If the oil and gas sector is serious about accelerating towards digital responsibly, regulation will need to catch up. In other sectors, regulation has driven digital adoption. In construction, stricter rules on greenhouse gas (GHG) emissions pushed building owners and developers to use digital twins to monitor performance and reduce operational footprints. In aerospace and automotive, tight compliance and digital record-keeping are standard, from aircraft maintenance to robotic assembly lines. Companies in these sectors would fail if they ignored these requirements to change. Adopting digital technology has allowed them to thrive. 

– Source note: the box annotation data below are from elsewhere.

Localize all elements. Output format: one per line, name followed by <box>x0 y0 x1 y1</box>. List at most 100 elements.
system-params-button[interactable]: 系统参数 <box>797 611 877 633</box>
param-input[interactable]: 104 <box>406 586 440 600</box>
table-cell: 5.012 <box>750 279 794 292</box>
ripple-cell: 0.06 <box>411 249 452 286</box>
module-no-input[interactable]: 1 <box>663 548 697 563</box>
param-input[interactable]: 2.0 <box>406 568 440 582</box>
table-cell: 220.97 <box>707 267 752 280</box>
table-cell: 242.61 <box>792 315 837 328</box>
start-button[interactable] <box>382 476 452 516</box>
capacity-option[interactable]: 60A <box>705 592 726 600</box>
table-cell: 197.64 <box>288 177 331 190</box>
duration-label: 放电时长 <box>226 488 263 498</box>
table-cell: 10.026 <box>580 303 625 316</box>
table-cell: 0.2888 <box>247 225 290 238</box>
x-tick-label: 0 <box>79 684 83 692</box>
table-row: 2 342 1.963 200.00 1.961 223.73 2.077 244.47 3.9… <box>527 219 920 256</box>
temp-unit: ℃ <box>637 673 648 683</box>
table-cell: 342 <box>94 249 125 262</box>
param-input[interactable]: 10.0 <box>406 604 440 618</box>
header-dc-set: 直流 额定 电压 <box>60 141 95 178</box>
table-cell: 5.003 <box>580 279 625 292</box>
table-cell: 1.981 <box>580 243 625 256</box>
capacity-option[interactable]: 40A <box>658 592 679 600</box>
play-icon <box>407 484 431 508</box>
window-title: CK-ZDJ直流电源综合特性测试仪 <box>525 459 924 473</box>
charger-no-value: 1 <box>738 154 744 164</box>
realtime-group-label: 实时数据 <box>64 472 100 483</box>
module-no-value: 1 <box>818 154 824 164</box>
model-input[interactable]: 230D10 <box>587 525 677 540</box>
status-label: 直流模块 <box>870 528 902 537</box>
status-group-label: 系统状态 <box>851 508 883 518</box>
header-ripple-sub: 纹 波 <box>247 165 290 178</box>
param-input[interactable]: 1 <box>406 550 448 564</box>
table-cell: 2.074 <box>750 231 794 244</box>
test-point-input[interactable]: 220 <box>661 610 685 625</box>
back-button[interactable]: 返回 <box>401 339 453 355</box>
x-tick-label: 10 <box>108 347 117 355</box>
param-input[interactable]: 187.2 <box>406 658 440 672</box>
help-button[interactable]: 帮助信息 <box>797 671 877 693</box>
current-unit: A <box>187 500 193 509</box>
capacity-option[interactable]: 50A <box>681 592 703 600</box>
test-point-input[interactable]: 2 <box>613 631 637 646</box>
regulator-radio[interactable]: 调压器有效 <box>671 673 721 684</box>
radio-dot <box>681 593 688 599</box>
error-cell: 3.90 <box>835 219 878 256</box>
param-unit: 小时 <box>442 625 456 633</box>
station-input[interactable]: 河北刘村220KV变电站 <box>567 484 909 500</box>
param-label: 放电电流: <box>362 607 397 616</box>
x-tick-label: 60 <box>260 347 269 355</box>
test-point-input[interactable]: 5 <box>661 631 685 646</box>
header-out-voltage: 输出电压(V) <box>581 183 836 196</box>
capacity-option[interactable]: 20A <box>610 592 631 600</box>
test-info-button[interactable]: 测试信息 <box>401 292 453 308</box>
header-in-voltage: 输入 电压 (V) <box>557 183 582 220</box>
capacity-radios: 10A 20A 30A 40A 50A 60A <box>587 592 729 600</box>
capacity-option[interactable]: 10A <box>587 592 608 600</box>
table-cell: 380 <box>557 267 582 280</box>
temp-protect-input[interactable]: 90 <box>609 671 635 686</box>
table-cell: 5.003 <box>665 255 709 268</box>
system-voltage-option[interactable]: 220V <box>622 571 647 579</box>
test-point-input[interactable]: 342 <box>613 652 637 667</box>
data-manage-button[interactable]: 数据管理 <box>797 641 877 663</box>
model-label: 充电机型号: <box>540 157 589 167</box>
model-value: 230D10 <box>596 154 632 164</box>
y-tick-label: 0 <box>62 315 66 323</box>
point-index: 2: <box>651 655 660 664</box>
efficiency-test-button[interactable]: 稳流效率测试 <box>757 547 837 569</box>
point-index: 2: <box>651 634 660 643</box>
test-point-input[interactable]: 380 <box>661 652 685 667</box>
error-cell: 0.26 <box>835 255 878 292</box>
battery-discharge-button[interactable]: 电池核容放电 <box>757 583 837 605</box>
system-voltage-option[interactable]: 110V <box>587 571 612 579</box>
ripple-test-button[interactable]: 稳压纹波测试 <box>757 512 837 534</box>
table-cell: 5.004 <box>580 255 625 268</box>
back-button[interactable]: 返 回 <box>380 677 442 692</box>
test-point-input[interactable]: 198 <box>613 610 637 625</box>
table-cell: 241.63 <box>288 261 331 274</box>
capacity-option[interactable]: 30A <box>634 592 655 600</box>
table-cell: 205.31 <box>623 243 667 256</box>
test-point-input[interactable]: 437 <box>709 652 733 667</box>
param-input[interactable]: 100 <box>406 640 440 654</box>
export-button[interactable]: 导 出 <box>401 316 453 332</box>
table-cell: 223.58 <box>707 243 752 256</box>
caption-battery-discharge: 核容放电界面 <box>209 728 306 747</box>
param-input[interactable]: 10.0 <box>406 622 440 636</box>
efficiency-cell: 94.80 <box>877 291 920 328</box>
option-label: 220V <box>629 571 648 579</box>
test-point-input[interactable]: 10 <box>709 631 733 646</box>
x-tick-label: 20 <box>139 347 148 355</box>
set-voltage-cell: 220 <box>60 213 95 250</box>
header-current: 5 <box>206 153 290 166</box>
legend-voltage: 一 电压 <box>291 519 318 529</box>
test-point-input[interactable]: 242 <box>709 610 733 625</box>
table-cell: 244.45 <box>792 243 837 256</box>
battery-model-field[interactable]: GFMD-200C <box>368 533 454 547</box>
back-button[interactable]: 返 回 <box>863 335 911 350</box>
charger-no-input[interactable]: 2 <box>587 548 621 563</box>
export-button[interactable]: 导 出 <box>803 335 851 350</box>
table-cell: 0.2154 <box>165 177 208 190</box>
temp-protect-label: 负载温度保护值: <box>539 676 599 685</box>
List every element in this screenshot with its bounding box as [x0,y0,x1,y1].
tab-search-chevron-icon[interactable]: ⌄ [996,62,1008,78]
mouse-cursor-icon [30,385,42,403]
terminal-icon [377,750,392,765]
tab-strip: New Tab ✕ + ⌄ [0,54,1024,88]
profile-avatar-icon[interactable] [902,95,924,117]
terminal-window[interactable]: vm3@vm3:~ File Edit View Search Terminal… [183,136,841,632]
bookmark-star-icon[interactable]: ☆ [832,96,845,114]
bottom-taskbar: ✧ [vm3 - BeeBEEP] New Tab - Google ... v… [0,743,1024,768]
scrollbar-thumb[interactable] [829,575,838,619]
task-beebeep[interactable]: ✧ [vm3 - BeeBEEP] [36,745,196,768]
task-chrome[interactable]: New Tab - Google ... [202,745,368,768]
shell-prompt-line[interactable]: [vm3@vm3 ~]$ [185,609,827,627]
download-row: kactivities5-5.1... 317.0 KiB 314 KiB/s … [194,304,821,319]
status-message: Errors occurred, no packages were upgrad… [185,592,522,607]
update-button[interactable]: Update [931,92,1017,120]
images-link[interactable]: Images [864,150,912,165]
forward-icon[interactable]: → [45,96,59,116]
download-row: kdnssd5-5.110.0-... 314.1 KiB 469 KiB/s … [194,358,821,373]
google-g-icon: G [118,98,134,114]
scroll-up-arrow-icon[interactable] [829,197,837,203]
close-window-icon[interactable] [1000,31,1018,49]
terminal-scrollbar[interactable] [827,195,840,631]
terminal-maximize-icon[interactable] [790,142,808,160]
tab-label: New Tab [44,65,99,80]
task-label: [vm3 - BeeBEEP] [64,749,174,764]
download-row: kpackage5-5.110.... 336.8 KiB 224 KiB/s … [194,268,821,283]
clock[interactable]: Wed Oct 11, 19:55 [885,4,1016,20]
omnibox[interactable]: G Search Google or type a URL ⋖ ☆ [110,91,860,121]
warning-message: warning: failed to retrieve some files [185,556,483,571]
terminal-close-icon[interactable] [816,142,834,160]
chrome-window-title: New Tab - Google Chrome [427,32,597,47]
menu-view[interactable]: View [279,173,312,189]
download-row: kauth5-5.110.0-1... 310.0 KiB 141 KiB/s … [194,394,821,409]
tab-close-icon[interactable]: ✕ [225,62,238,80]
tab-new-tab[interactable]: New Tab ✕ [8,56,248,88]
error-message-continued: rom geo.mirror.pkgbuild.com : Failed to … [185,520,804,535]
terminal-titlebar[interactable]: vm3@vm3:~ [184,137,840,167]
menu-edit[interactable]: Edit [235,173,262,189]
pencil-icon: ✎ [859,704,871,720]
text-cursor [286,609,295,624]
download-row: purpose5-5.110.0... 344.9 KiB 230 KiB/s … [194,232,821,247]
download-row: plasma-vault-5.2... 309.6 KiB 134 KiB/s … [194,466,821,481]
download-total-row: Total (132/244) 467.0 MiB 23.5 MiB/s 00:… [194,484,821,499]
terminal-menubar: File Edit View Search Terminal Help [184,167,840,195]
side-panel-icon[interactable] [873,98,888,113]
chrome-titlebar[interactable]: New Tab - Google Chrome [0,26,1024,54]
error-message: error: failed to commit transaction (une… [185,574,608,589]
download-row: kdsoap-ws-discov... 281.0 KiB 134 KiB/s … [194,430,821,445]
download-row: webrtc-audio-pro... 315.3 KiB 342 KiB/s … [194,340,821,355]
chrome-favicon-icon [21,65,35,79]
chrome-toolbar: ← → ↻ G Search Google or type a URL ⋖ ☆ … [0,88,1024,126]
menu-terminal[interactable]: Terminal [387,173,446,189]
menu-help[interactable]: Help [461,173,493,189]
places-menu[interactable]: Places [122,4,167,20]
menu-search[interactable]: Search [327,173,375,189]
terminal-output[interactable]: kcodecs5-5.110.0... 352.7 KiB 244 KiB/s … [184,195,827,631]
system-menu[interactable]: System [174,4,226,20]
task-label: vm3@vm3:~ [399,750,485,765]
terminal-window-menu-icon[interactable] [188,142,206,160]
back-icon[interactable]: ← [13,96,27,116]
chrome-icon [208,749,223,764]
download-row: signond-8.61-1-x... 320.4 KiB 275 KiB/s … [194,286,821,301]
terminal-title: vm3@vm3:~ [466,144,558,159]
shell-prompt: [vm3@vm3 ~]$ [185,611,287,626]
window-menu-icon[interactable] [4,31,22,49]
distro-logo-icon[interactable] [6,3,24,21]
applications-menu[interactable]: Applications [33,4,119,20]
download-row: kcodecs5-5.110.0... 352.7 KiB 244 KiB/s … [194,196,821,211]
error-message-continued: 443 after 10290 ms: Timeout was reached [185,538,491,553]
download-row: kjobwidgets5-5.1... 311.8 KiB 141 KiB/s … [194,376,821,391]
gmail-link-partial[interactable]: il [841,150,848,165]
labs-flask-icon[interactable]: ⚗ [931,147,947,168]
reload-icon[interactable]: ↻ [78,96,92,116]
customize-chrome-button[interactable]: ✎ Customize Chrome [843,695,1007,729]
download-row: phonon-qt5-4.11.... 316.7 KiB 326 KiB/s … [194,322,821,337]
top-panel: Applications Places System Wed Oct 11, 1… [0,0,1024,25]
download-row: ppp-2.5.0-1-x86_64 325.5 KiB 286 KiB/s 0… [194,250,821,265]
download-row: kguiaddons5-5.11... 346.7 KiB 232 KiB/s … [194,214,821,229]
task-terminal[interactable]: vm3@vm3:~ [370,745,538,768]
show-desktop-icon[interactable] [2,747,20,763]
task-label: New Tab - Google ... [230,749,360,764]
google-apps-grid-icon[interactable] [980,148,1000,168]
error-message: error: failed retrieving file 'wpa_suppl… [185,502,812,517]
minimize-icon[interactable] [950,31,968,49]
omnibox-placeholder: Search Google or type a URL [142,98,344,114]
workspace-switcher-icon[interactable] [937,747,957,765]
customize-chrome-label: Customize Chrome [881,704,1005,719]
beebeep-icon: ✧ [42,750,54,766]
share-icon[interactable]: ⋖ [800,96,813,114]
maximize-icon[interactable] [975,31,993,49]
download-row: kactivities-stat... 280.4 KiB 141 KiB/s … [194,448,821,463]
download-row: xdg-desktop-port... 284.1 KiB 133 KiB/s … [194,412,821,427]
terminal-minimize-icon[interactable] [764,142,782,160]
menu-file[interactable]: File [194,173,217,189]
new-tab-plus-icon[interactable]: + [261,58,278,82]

By comparison, I’d argue that oil and gas is several steps behind, with digitalization often still treated as an add-on rather than a baseline expectation. 

Now imagine if governments mandated that every oil and gas field have a real, accessible digital twin. Not just a static model, but a live, data-backed representation that provided emissions and operational transparency. This level of digital openness could not only help regulators keep operators compliant and safe, but make future decommissioning more predictable and responsible too.

Ultimately, stronger regulation could help raise the bar for the entire sector, creating the same kind of push toward trusted, secure and truly useful digital ecosystems.

Ensuring this regulation works in the best interests of everyone is going to require a serious commitment to collaboration and standardization in the data and process languages we use across industry. AI represents an exciting opportunity and holds a lot of promise to speed project lifecycles and streamline the work we do exponentially. But it’s moving fast and the industry as a whole needs to get ahead of it by establishing the digital and data foundations now so it is ready for the future.